At a recent Pacifica National Board meeting it was also revealed that Pacifica has no formal written policy on underwriting, a common funding source for news outlets where a station, show or producer can receive money or compensation from a business, corporation or organization who wants to offer their financial support in exchange for promotional airtime. Underwriting is a hallmark of the NPR (National Public Radio) broadcast model. KPFK, especially during fund drives, bends over backwards to distinguish itself from NPR by emphasizing the lack of corporate influence at the station. However, while this may have been true at one time, it no longer appears to be the case.

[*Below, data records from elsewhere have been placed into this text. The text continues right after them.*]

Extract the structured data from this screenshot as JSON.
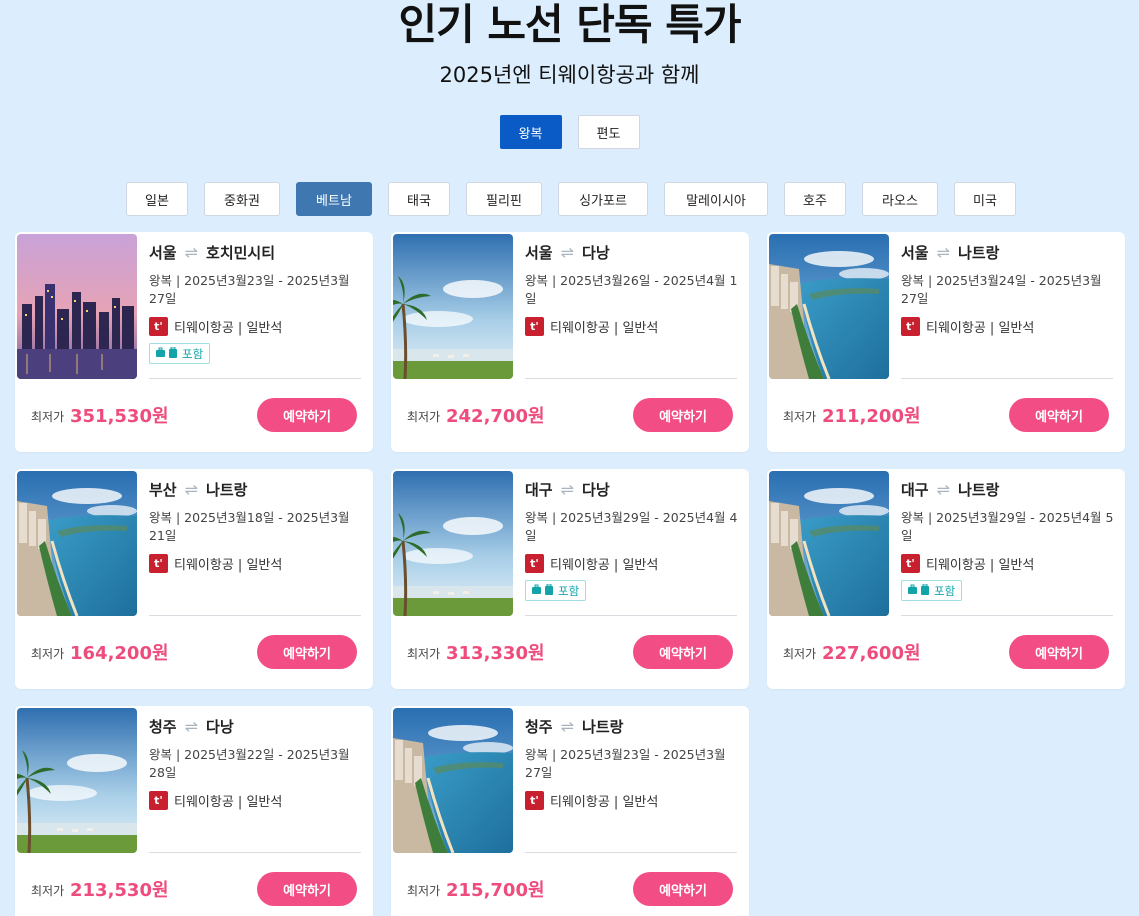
{
  "header": {
    "title": "인기 노선 단독 특가",
    "subtitle": "2025년엔 티웨이항공과 함께"
  },
  "trip_tabs": [
    {
      "label": "왕복",
      "active": true
    },
    {
      "label": "편도",
      "active": false
    }
  ],
  "region_tabs": [
    {
      "label": "일본",
      "active": false
    },
    {
      "label": "중화권",
      "active": false
    },
    {
      "label": "베트남",
      "active": true
    },
    {
      "label": "태국",
      "active": false
    },
    {
      "label": "필리핀",
      "active": false
    },
    {
      "label": "싱가포르",
      "active": false
    },
    {
      "label": "말레이시아",
      "active": false
    },
    {
      "label": "호주",
      "active": false
    },
    {
      "label": "라오스",
      "active": false
    },
    {
      "label": "미국",
      "active": false
    }
  ],
  "cards": [
    {
      "from": "서울",
      "to": "호치민시티",
      "dates": "왕복 | 2025년3월23일 - 2025년3월 27일",
      "airline": "티웨이항공 | 일반석",
      "baggage": "포함",
      "price_label": "최저가",
      "price": "351,530원",
      "book_label": "예약하기",
      "image": "city-night"
    },
    {
      "from": "서울",
      "to": "다낭",
      "dates": "왕복 | 2025년3월26일 - 2025년4월 1일",
      "airline": "티웨이항공 | 일반석",
      "baggage": null,
      "price_label": "최저가",
      "price": "242,700원",
      "book_label": "예약하기",
      "image": "palm-beach"
    },
    {
      "from": "서울",
      "to": "나트랑",
      "dates": "왕복 | 2025년3월24일 - 2025년3월 27일",
      "airline": "티웨이항공 | 일반석",
      "baggage": null,
      "price_label": "최저가",
      "price": "211,200원",
      "book_label": "예약하기",
      "image": "coast-aerial"
    },
    {
      "from": "부산",
      "to": "나트랑",
      "dates": "왕복 | 2025년3월18일 - 2025년3월 21일",
      "airline": "티웨이항공 | 일반석",
      "baggage": null,
      "price_label": "최저가",
      "price": "164,200원",
      "book_label": "예약하기",
      "image": "coast-aerial"
    },
    {
      "from": "대구",
      "to": "다낭",
      "dates": "왕복 | 2025년3월29일 - 2025년4월 4일",
      "airline": "티웨이항공 | 일반석",
      "baggage": "포함",
      "price_label": "최저가",
      "price": "313,330원",
      "book_label": "예약하기",
      "image": "palm-beach"
    },
    {
      "from": "대구",
      "to": "나트랑",
      "dates": "왕복 | 2025년3월29일 - 2025년4월 5일",
      "airline": "티웨이항공 | 일반석",
      "baggage": "포함",
      "price_label": "최저가",
      "price": "227,600원",
      "book_label": "예약하기",
      "image": "coast-aerial"
    },
    {
      "from": "청주",
      "to": "다낭",
      "dates": "왕복 | 2025년3월22일 - 2025년3월 28일",
      "airline": "티웨이항공 | 일반석",
      "baggage": null,
      "price_label": "최저가",
      "price": "213,530원",
      "book_label": "예약하기",
      "image": "palm-beach"
    },
    {
      "from": "청주",
      "to": "나트랑",
      "dates": "왕복 | 2025년3월23일 - 2025년3월 27일",
      "airline": "티웨이항공 | 일반석",
      "baggage": null,
      "price_label": "최저가",
      "price": "215,700원",
      "book_label": "예약하기",
      "image": "coast-aerial"
    }
  ],
  "icons": {
    "swap": "swap-arrows-icon",
    "airline_logo": "tway-logo-icon",
    "baggage": "baggage-icon"
  },
  "colors": {
    "background": "#dceefd",
    "accent_pink": "#f24d84",
    "active_trip_tab": "#0a5bc6",
    "active_region_tab": "#3f78b0",
    "baggage_teal": "#13a4aa"
  }
}
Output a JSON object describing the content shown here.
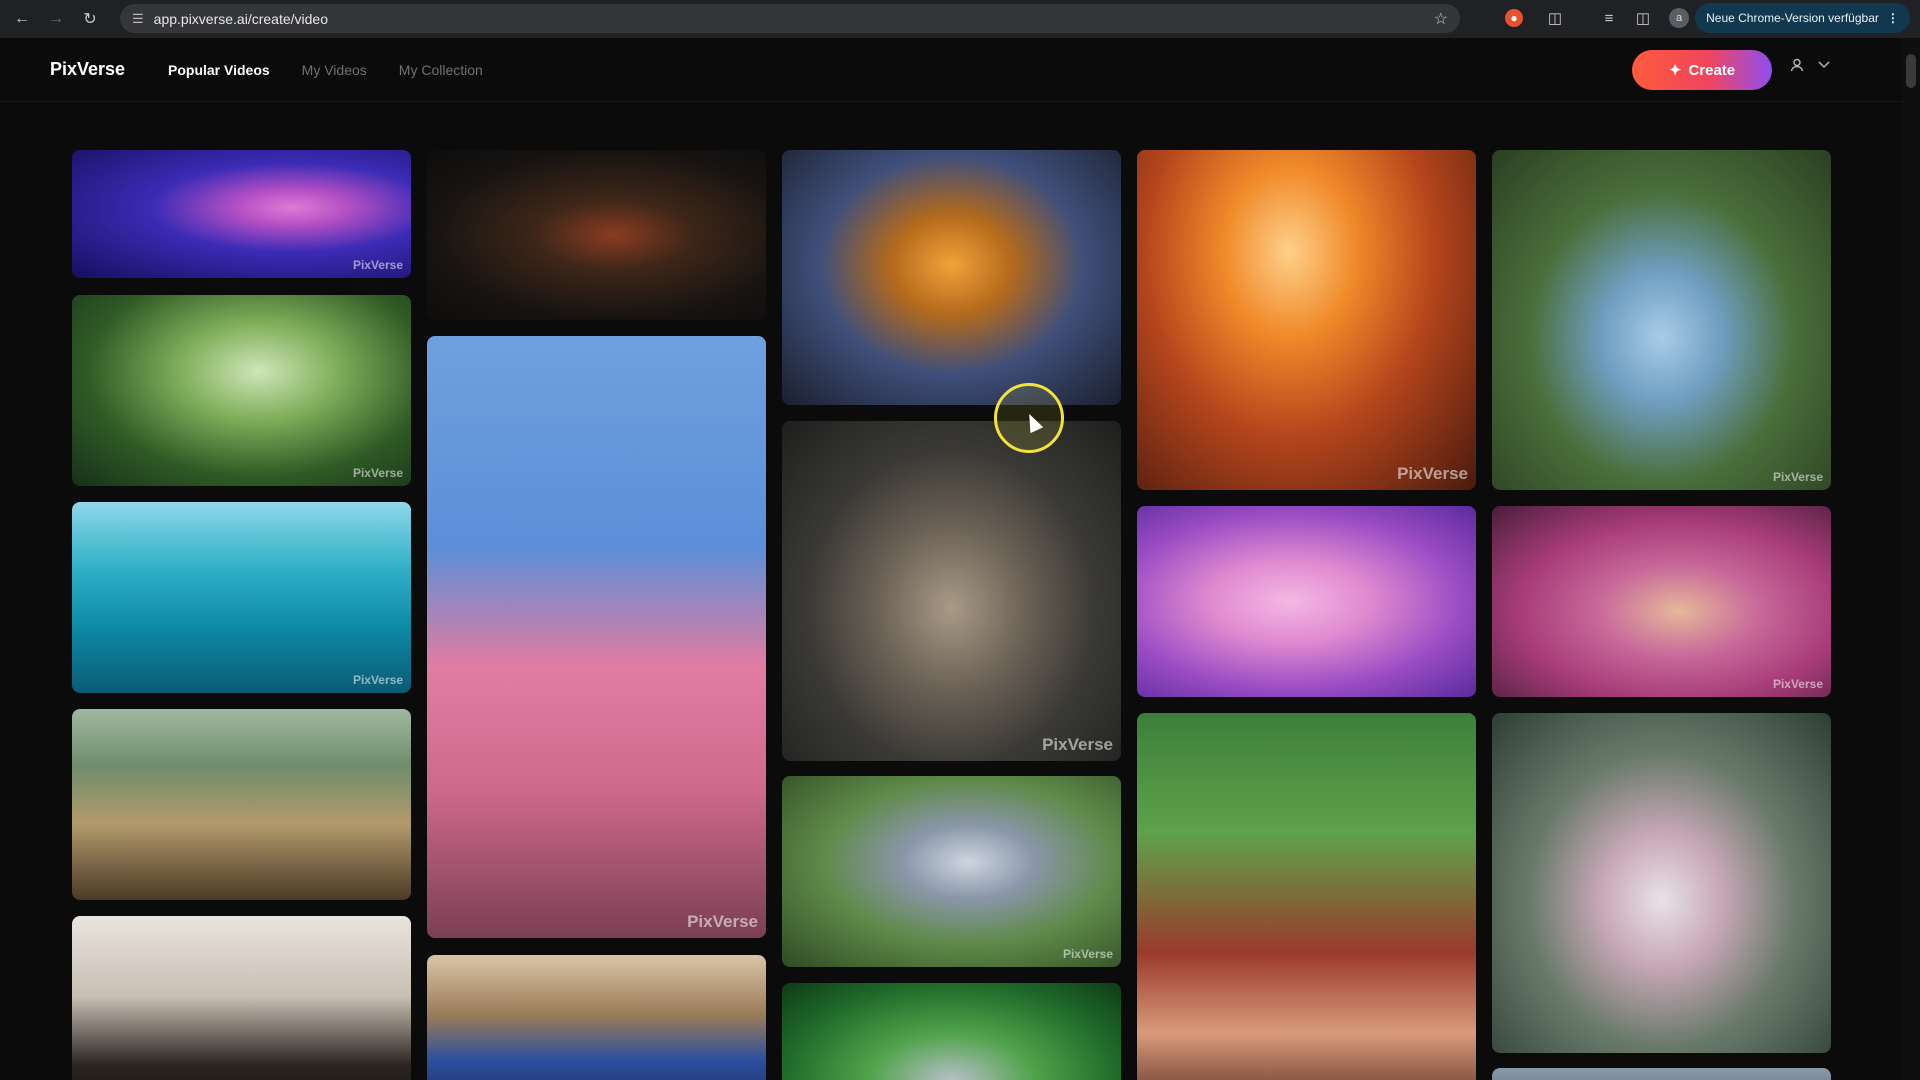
{
  "browser": {
    "url": "app.pixverse.ai/create/video",
    "update_label": "Neue Chrome-Version verfügbar",
    "profile_initial": "a"
  },
  "header": {
    "logo": "PixVerse",
    "nav": [
      {
        "label": "Popular Videos",
        "active": true
      },
      {
        "label": "My Videos",
        "active": false
      },
      {
        "label": "My Collection",
        "active": false
      }
    ],
    "create_label": "Create"
  },
  "watermark": "PixVerse",
  "colors": {
    "background": "#0b0b0c",
    "create_gradient_start": "#ff5a3c",
    "create_gradient_end": "#8f4ef2",
    "cursor_highlight": "#f2e33b"
  },
  "gallery": [
    {
      "name": "thumb-pink-flower",
      "watermark": true
    },
    {
      "name": "thumb-leaf-droplets",
      "watermark": true
    },
    {
      "name": "thumb-sea-turtle",
      "watermark": true
    },
    {
      "name": "thumb-mushrooms",
      "watermark": false
    },
    {
      "name": "thumb-anime-girl",
      "watermark": false
    },
    {
      "name": "thumb-car-night-road",
      "watermark": false
    },
    {
      "name": "thumb-cherry-blossoms",
      "watermark": true
    },
    {
      "name": "thumb-blue-hair-anime",
      "watermark": false
    },
    {
      "name": "thumb-butterfly-fairy",
      "watermark": false
    },
    {
      "name": "thumb-kitten-flower",
      "watermark": true
    },
    {
      "name": "thumb-bunny",
      "watermark": true
    },
    {
      "name": "thumb-green-forest-creature",
      "watermark": false
    },
    {
      "name": "thumb-elephant-sunset",
      "watermark": true
    },
    {
      "name": "thumb-pink-cloud",
      "watermark": false
    },
    {
      "name": "thumb-cartoon-boy",
      "watermark": false
    },
    {
      "name": "thumb-girl-cherries",
      "watermark": true
    },
    {
      "name": "thumb-anime-boy-pink-room",
      "watermark": true
    },
    {
      "name": "thumb-witch-girl-pond",
      "watermark": false
    },
    {
      "name": "thumb-partial-bottom",
      "watermark": false
    }
  ]
}
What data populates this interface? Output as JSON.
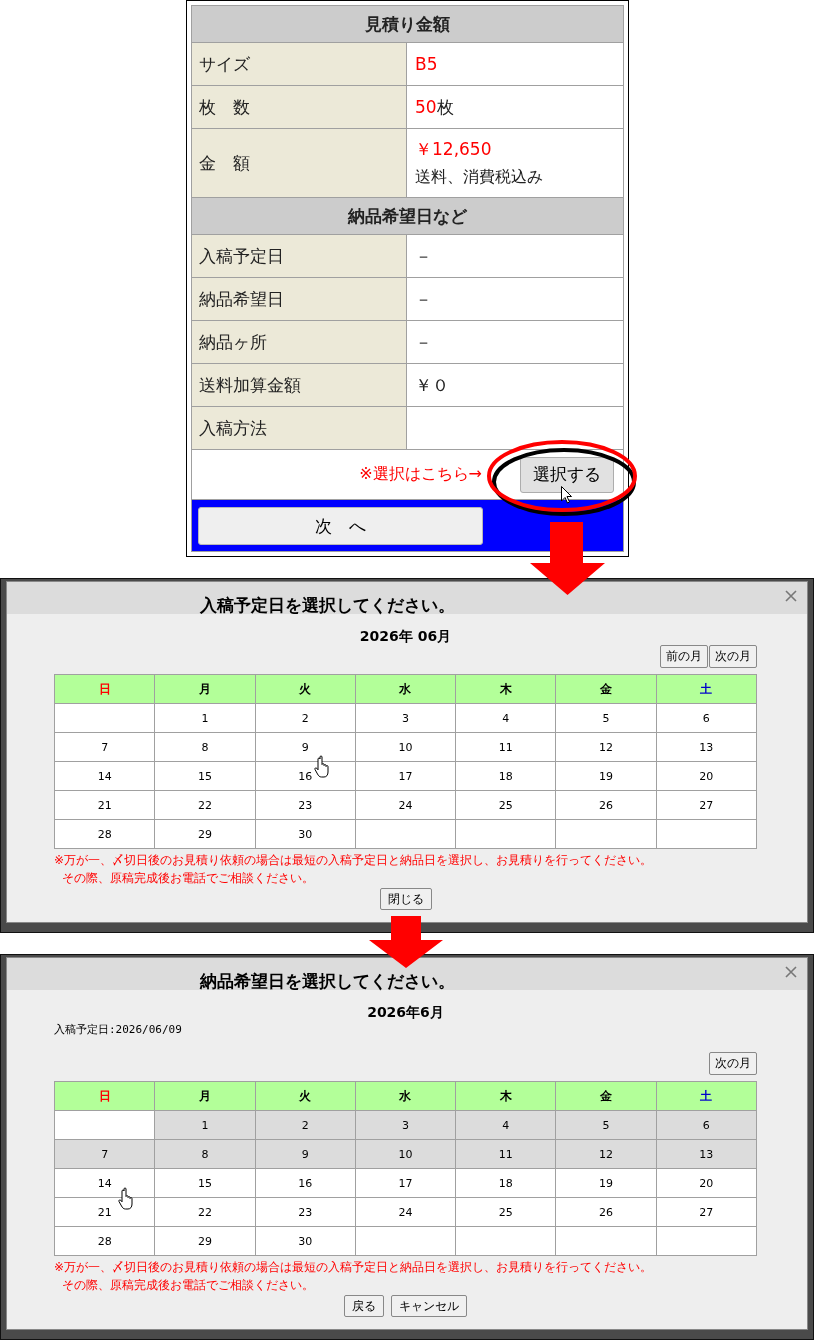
{
  "estimate_panel": {
    "sections": [
      {
        "heading": "見積り金額",
        "rows": [
          {
            "label": "サイズ",
            "value": "B5",
            "emphasized": true
          },
          {
            "label": "枚　数",
            "value": "50",
            "unit": "枚",
            "emphasized": true
          },
          {
            "label": "金　額",
            "value": "￥12,650",
            "emphasized": true,
            "note": "送料、消費税込み"
          }
        ]
      },
      {
        "heading": "納品希望日など",
        "rows": [
          {
            "label": "入稿予定日",
            "value": "－",
            "emphasized": false
          },
          {
            "label": "納品希望日",
            "value": "－",
            "emphasized": false
          },
          {
            "label": "納品ヶ所",
            "value": "－",
            "emphasized": false
          },
          {
            "label": "送料加算金額",
            "value": "￥０",
            "emphasized": false
          },
          {
            "label": "入稿方法"
          }
        ]
      }
    ],
    "select_hint": "※選択はこちら→",
    "select_button": "選択する",
    "next_button": "次　へ"
  },
  "dialogs": [
    {
      "title": "入稿予定日を選択してください。",
      "month": "2026年 06月",
      "nav_buttons": [
        "前の月",
        "次の月"
      ],
      "weekdays": [
        {
          "label": "日",
          "color": "#ff0000"
        },
        {
          "label": "月",
          "color": "#000000"
        },
        {
          "label": "火",
          "color": "#000000"
        },
        {
          "label": "水",
          "color": "#000000"
        },
        {
          "label": "木",
          "color": "#000000"
        },
        {
          "label": "金",
          "color": "#000000"
        },
        {
          "label": "土",
          "color": "#0000cc"
        }
      ],
      "weeks": [
        [
          {
            "day": "1",
            "disabled": false
          },
          {
            "day": "2",
            "disabled": false
          },
          {
            "day": "3",
            "disabled": false
          },
          {
            "day": "4",
            "disabled": false
          },
          {
            "day": "5",
            "disabled": false
          },
          {
            "day": "6",
            "disabled": false
          }
        ],
        [
          {
            "day": "7",
            "disabled": false
          },
          {
            "day": "8",
            "disabled": false
          },
          {
            "day": "9",
            "disabled": false
          },
          {
            "day": "10",
            "disabled": false
          },
          {
            "day": "11",
            "disabled": false
          },
          {
            "day": "12",
            "disabled": false
          },
          {
            "day": "13",
            "disabled": false
          }
        ],
        [
          {
            "day": "14",
            "disabled": false
          },
          {
            "day": "15",
            "disabled": false
          },
          {
            "day": "16",
            "disabled": false
          },
          {
            "day": "17",
            "disabled": false
          },
          {
            "day": "18",
            "disabled": false
          },
          {
            "day": "19",
            "disabled": false
          },
          {
            "day": "20",
            "disabled": false
          }
        ],
        [
          {
            "day": "21",
            "disabled": false
          },
          {
            "day": "22",
            "disabled": false
          },
          {
            "day": "23",
            "disabled": false
          },
          {
            "day": "24",
            "disabled": false
          },
          {
            "day": "25",
            "disabled": false
          },
          {
            "day": "26",
            "disabled": false
          },
          {
            "day": "27",
            "disabled": false
          }
        ],
        [
          {
            "day": "28",
            "disabled": false
          },
          {
            "day": "29",
            "disabled": false
          },
          {
            "day": "30",
            "disabled": false
          }
        ]
      ],
      "notes": [
        "※万が一、〆切日後のお見積り依頼の場合は最短の入稿予定日と納品日を選択し、お見積りを行ってください。",
        "その際、原稿完成後お電話でご相談ください。"
      ],
      "buttons": [
        "閉じる"
      ]
    },
    {
      "title": "納品希望日を選択してください。",
      "month": "2026年6月",
      "start_date": "入稿予定日:2026/06/09",
      "nav_buttons": [
        "次の月"
      ],
      "weekdays": [
        {
          "label": "日",
          "color": "#ff0000"
        },
        {
          "label": "月",
          "color": "#000000"
        },
        {
          "label": "火",
          "color": "#000000"
        },
        {
          "label": "水",
          "color": "#000000"
        },
        {
          "label": "木",
          "color": "#000000"
        },
        {
          "label": "金",
          "color": "#000000"
        },
        {
          "label": "土",
          "color": "#0000cc"
        }
      ],
      "weeks": [
        [
          {
            "day": "1",
            "disabled": true
          },
          {
            "day": "2",
            "disabled": true
          },
          {
            "day": "3",
            "disabled": true
          },
          {
            "day": "4",
            "disabled": true
          },
          {
            "day": "5",
            "disabled": true
          },
          {
            "day": "6",
            "disabled": true
          }
        ],
        [
          {
            "day": "7",
            "disabled": true
          },
          {
            "day": "8",
            "disabled": true
          },
          {
            "day": "9",
            "disabled": true
          },
          {
            "day": "10",
            "disabled": true
          },
          {
            "day": "11",
            "disabled": true
          },
          {
            "day": "12",
            "disabled": true
          },
          {
            "day": "13",
            "disabled": true
          }
        ],
        [
          {
            "day": "14",
            "disabled": false
          },
          {
            "day": "15",
            "disabled": false
          },
          {
            "day": "16",
            "disabled": false
          },
          {
            "day": "17",
            "disabled": false
          },
          {
            "day": "18",
            "disabled": false
          },
          {
            "day": "19",
            "disabled": false
          },
          {
            "day": "20",
            "disabled": false
          }
        ],
        [
          {
            "day": "21",
            "disabled": false
          },
          {
            "day": "22",
            "disabled": false
          },
          {
            "day": "23",
            "disabled": false
          },
          {
            "day": "24",
            "disabled": false
          },
          {
            "day": "25",
            "disabled": false
          },
          {
            "day": "26",
            "disabled": false
          },
          {
            "day": "27",
            "disabled": false
          }
        ],
        [
          {
            "day": "28",
            "disabled": false
          },
          {
            "day": "29",
            "disabled": false
          },
          {
            "day": "30",
            "disabled": false
          }
        ]
      ],
      "notes": [
        "※万が一、〆切日後のお見積り依頼の場合は最短の入稿予定日と納品日を選択し、お見積りを行ってください。",
        "その際、原稿完成後お電話でご相談ください。"
      ],
      "buttons": [
        "戻る",
        "キャンセル"
      ]
    }
  ]
}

The absence of corporate influence is the backbone of their reasoning as to why people should support the station and the station’s raison d’être. If KPFK show producers or management are receiving corporate underwriting support without disclosing it to their listeners, it would represent not only a gross violation of full disclosure of funding sources, but also a nearly irreparable breach of trust between the station and the listener regarding the integrity and veracity of their news and information, as well as an indictment against those responsible for perpetrating such fraudulent broadcasting and willful undermining of the mission of the station on the backs of the voiceless. At least with NPR, you know who calls the tune. With KPFK, it’s apparently anybody’s guess.

Desperate times call for desperate measures. Four hours of prime-time programming from 6AM – noon currently on KPFK, in the second largest radio market in the country,  are not broadcast live from its own studios. Two hours are hosted by hosts that are not even in California.

I’d like to recommend a new station policy for my local, listener-sponsored, community radio station KPFK, and perhaps Pacifica. It’s radical, but simple: If you can’t do you show live from the KPFK studios (or on a remote broadcast from elsewhere in So Cal), then you can’t have a show at the station. That’s my definition of “community radio”.

Lew Hill would most likely not recognize nor endorse the current state of his listener-sponsored radio station KPFK or his community radio network, Pacifica.